Employees can upload documents, search by policy name, or ask questions in natural language. Each answer includes visual links to the referenced text with document and page number highlights. The system also provides a side-by-side comparison of old and new policy versions, highlighting changes. The chatbot remembers user interactions, allowing for context-aware responses and follow-up questions.

Project Outcome: Intelligent Enterprise Automation & Policy Intelligence System

This system addressed key limitations of conventional enterprise systems by integrating:

Real-Time Document Summarization: Automated the summarization of lengthy internal policies and guidelines to deliver concise, contextual insights to employees.

Context-Aware Chatbot Interface: Built a memory-enabled conversational agent capable of handling employee queries regarding internal procedures, policies, and compliance, with continuity across sessions.

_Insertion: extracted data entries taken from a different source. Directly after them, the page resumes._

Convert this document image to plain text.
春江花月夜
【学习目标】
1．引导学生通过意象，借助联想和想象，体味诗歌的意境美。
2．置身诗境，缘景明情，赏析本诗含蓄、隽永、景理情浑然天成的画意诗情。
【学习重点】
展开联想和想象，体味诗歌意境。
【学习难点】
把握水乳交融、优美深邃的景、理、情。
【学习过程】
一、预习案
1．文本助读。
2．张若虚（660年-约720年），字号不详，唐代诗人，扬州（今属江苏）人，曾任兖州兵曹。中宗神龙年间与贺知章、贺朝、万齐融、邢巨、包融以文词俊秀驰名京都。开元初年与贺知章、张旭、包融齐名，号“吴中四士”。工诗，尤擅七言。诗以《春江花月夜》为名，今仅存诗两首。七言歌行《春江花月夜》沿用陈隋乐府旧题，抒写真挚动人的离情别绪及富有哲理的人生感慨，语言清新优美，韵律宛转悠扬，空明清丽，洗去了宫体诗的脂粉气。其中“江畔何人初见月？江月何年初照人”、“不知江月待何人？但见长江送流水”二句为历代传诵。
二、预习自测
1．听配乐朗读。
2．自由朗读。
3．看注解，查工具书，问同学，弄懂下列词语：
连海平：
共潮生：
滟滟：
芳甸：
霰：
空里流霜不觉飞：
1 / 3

Automated Policy Comparison Engine: Designed a document difference engine that compares historical and new versions of compliance documents to highlight semantic and structural changes (e.g., IT guidelines, vendor policies, code of conduct).

Semantic Search for Instant Answers: Enabled employees to query any company-related document or policy using natural language and get accurate answers instantly via a semantic search layer.

Reduced Manual Overhead: Cut down repetitive administrative tasks by up to 70%, freeing teams to focus on strategic functions and improving response time for employee concerns.

Improved Strategic Decision-Making: Provided the leadership with visibility into evolving policy documents and employee concerns via analytics dashboards powered by change detection and usage patterns.